Florida bill makes it easier to ban school books. GOP swears it’s ‘transparency’ | Editorial
Florida Republicans are clever. They have wasted no time riding a conservative movement to sanitize our public schools from books and discussions about race and the existence of gay and transgender people. The 2022 Florida legislative session has been all about waging those cultural wars in the name of “transparency” and parental involvement in public education.
But we see right through them.
Their latest iteration is House Bill 1467, approved by the Legislature Thursday. It would make it easier for parents — and we suspect political groups whose members might not have children in a local public school — to challenge and ban instructional material and library books from public schools.
It would also put Tallahassee in charge of compiling a list of books banned by school districts because of an objection so that other districts can consider them “in their selection procedures.” That’s just our state government helping districts self censor. After all, if a book is banned in one part of the state, why risk keeping it on your shelves and becoming the target of angry parents and activists?
The public testimony heard during legislative hearings provides a sample of what’s to come. Bill supporters wearing “Florida Parents Know Best” T-shirts accused districts of showing LGBTQ “cartoon videos to the kids” without telling parents, as well as porn and providing critical race theory and “gender confusion” material.

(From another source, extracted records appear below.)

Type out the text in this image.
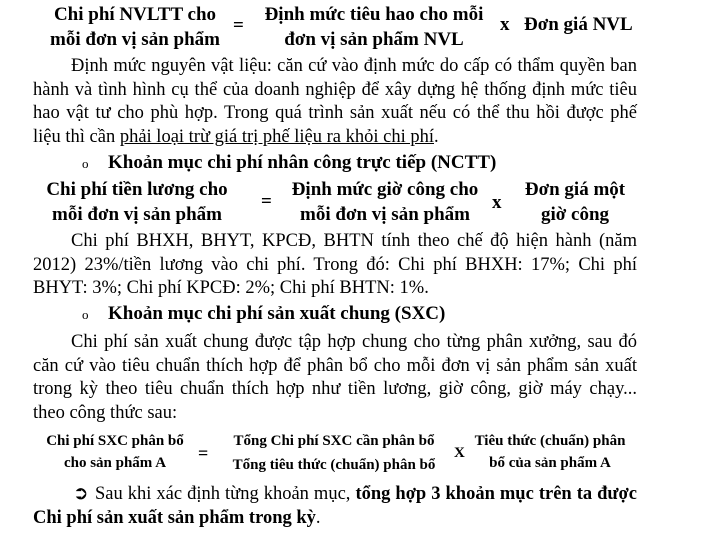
Chi phí NVLTT cho
mỗi đơn vị sản phẩm
=
Định mức tiêu hao cho mỗi
đơn vị sản phẩm NVL
x Đơn giá NVL
Định mức nguyên vật liệu: căn cứ vào định mức do cấp có thẩm quyền ban
hành và tình hình cụ thể của doanh nghiệp để xây dựng hệ thống định mức tiêu
hao vật tư cho phù hợp. Trong quá trình sản xuất nếu có thể thu hồi được phế
liệu thì cần phải loại trừ giá trị phế liệu ra khỏi chi phí.
o Khoản mục chi phí nhân công trực tiếp (NCTT)
Chi phí tiền lương cho
mỗi đơn vị sản phẩm
=
Định mức giờ công cho
mỗi đơn vị sản phẩm
x
Đơn giá một
giờ công
Chi phí BHXH, BHYT, KPCĐ, BHTN tính theo chế độ hiện hành (năm
2012) 23%/tiền lương vào chi phí. Trong đó: Chi phí BHXH: 17%; Chi phí
BHYT: 3%; Chi phí KPCĐ: 2%; Chi phí BHTN: 1%.
o Khoản mục chi phí sản xuất chung (SXC)
Chi phí sản xuất chung được tập hợp chung cho từng phân xưởng, sau đó
căn cứ vào tiêu chuẩn thích hợp để phân bổ cho mỗi đơn vị sản phẩm sản xuất
trong kỳ theo tiêu chuẩn thích hợp như tiền lương, giờ công, giờ máy chạy...
theo công thức sau:
Chi phí SXC phân bổ
cho sản phẩm A	=
Tổng Chi phí SXC cần phân bổ
Tổng tiêu thức (chuẩn) phân bổ
X
Tiêu thức (chuẩn) phân
bổ của sản phẩm A
➲ Sau khi xác định từng khoản mục, tổng hợp 3 khoản mục trên ta được
Chi phí sản xuất sản phẩm trong kỳ.
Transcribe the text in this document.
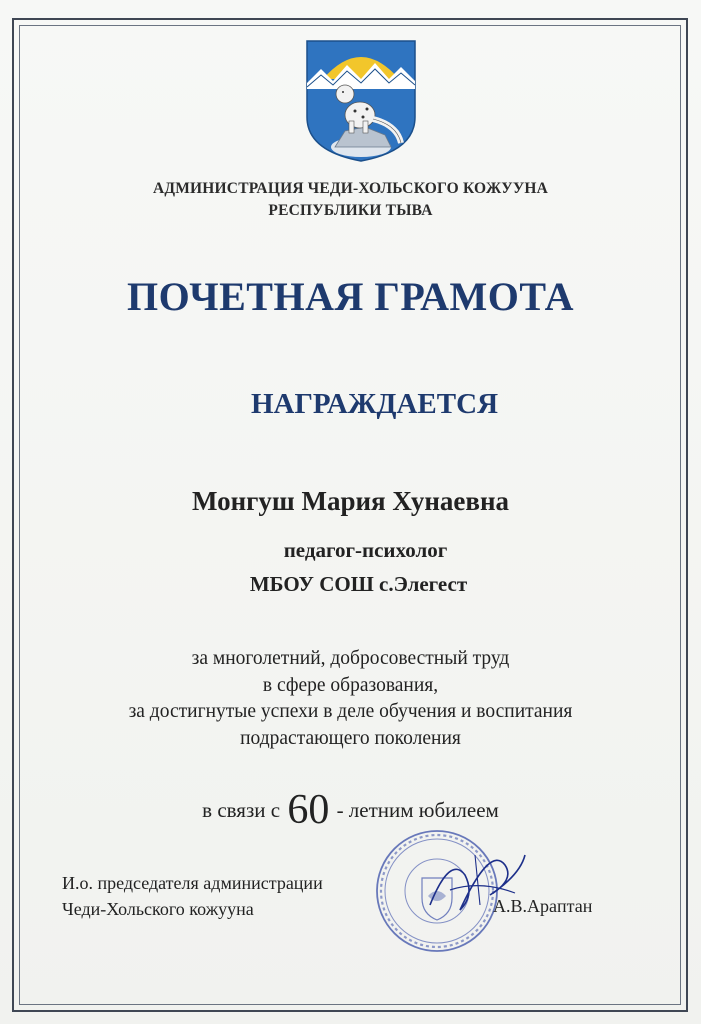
АДМИНИСТРАЦИЯ ЧЕДИ-ХОЛЬСКОГО КОЖУУНА
РЕСПУБЛИКИ ТЫВА
ПОЧЕТНАЯ ГРАМОТА
НАГРАЖДАЕТСЯ
Монгуш Мария Хунаевна
педагог-психолог
МБОУ СОШ с.Элегест
за многолетний, добросовестный труд
в сфере образования,
за достигнутые успехи в деле обучения и воспитания
подрастающего поколения
в связи с 60 - летним юбилеем
И.о. председателя администрации
Чеди-Хольского кожууна	А.В.Арaптан
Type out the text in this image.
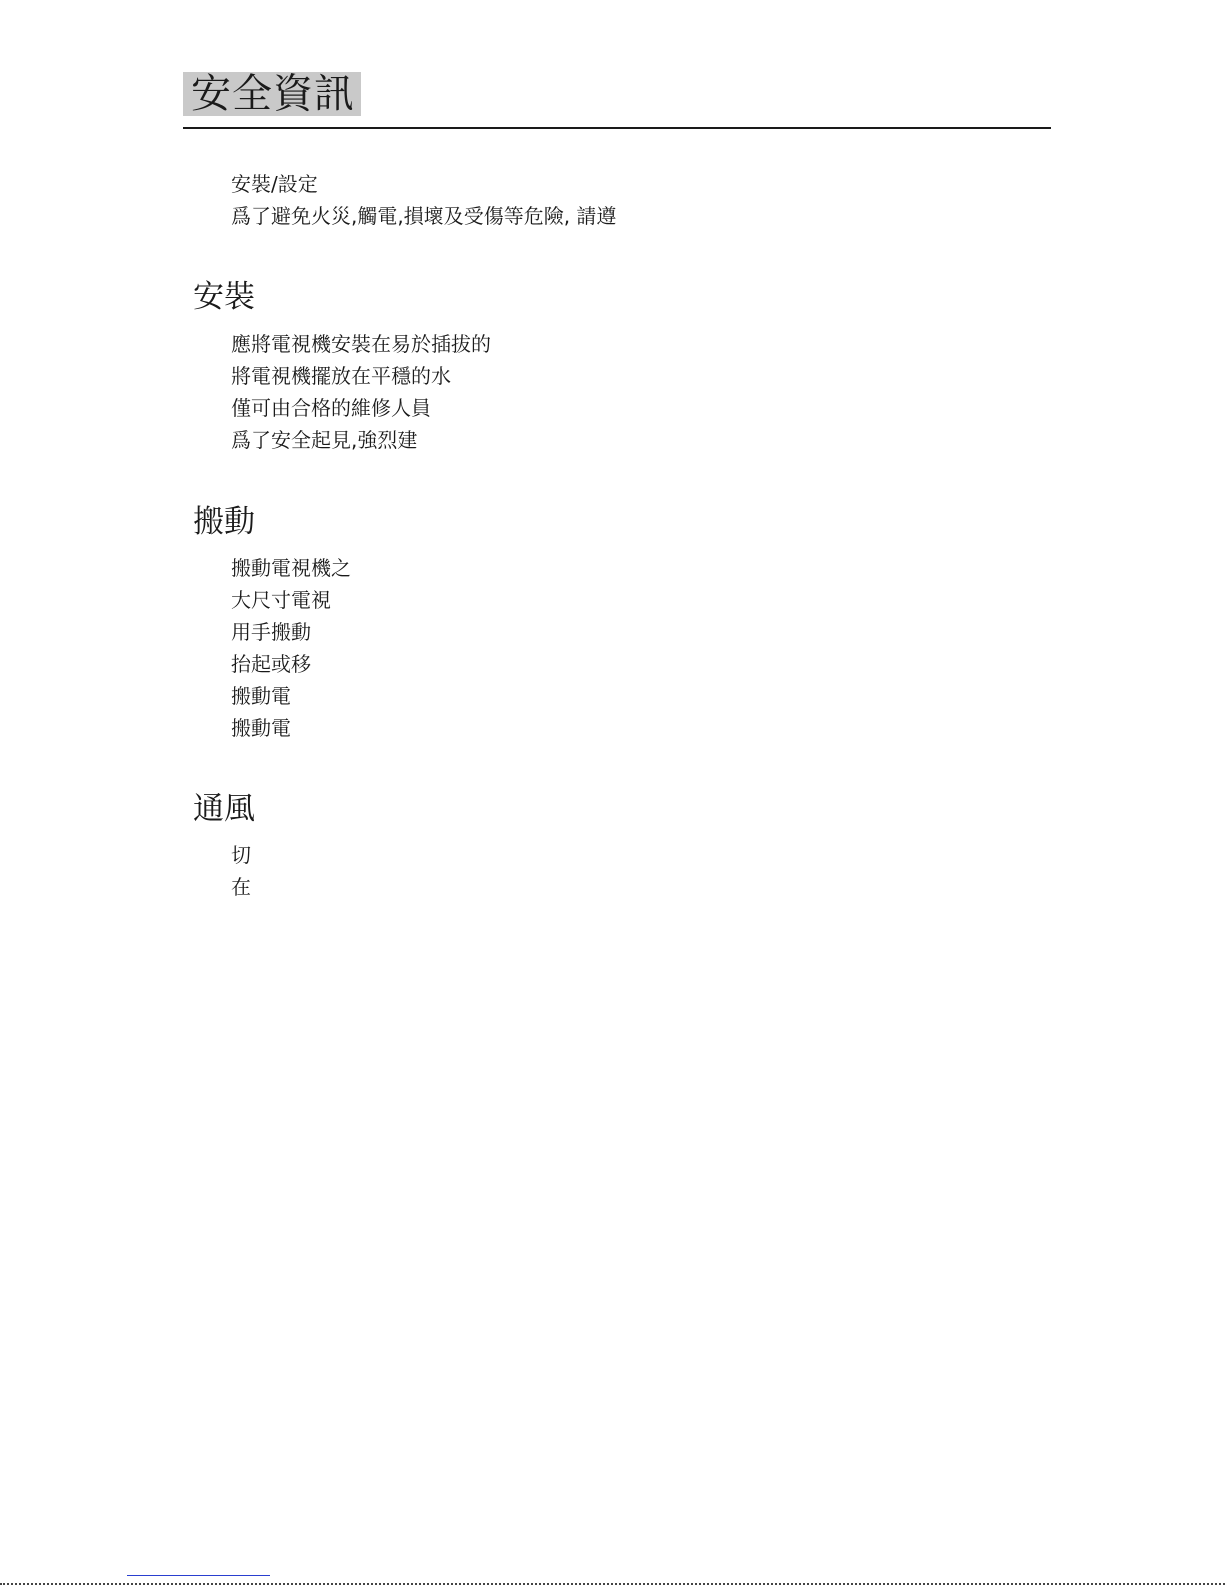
安全資訊
安裝/設定
爲了避免火災,觸電,損壞及受傷等危險, 請遵
安裝
應將電視機安裝在易於插拔的
將電視機擺放在平穩的水
僅可由合格的維修人員
爲了安全起見,強烈建
搬動
搬動電視機之
大尺寸電視
用手搬動
抬起或移
搬動電
搬動電
通風
切
在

The craftiness of it is that the bill isn’t entirely objectionable. It imposes 12-year term limits on school board members, which forces turnover and fresh ideas among school leadership. Critics argue that turnover happens through elections, but incumbents rarely get serious challengers and unseated. Another reasonable provision requires parents be part of school district committees that select books and that they meet publicly.
Democrats are running for the hills, shouting “Nazis!” and evoking Germany’s 1933 book burnings. The comparisons to Hitler are unnecessary and should be reserved only for actions that truly come close to the horrors of his regime.
Plus, conservatives know better than to outright ban books. Their strategy is more insidious. It won’t empty the shelves of school libraries overnight, but it will open the door to fear, self-censorship by school administrators and for activists to make the lives of school districts harder.
Books are the boogeyman
Florida law already prohibits pornography and content that’s not age appropriate. Most important, parental involvement already is required, because each school board must “adopt a policy regarding an objection by a parent or a resident of the county to the use of a specific instructional material.” No books or instructional materials were challenged this or last school year in Miami-Dade County Public Schools, according to the district.
Funny how that seemed to be working until school books became a boogeyman.
HB 1467 would expand the types of books parents and residents can challenge to include those in libraries and reading lists besides instructional material assigned in class, sponsor Sen. Joe Gruters told a Senate committee this month. Elementary schools would have to post on their website, in a searchable format, all books available in the school library or required as part of a reading list. Those titles would be available for all members of the public and some critics questioned why not make it available only for parents.
We think we know why.
Libraries aren’t just a parental concern anymore, they are a battlefield of the culture wars . Conservative groups across the country are trying to ban books such as “I am Jazz,” an autobiographical children’s picture book about a transgender teen, and the work of Nobel Prize laureate Toni Morrison, whose novels depict the pain of racism often through scenes that are uncomfortable to read depicting sex and sexual assault.
Not surprisingly, the books that received the most challenges in libraries and schools in 2020 dealt with “racism, Black American history and diversity in the United States,” an American Library Association official told NPR.
The bill requires employees in charge of choosing books in school libraries to undergo online training provided by the Department of Education. The department reports to the commissioner of education, an appointee of the governor, who has made schools a political tool, banning the teaching of critical race theory, even through districts say it’s not in their curriculum. He successfully pushed another bill to ban lessons about race that makes white kids feel uncomfortable. DeSantis also supports the so-called “Don’t say gay bill” to ban instruction related to sexuality and gender identity in K-3.
What that training would look like is unclear. But we can picture how it might instruct librarians to avoid “critical race theory literature” (say, a book about structural racism or white privilege).
No, this bill isn’t a Nazi-like book ban as Democrats claim. But it’s not all about transparency either as Republicans would have us think.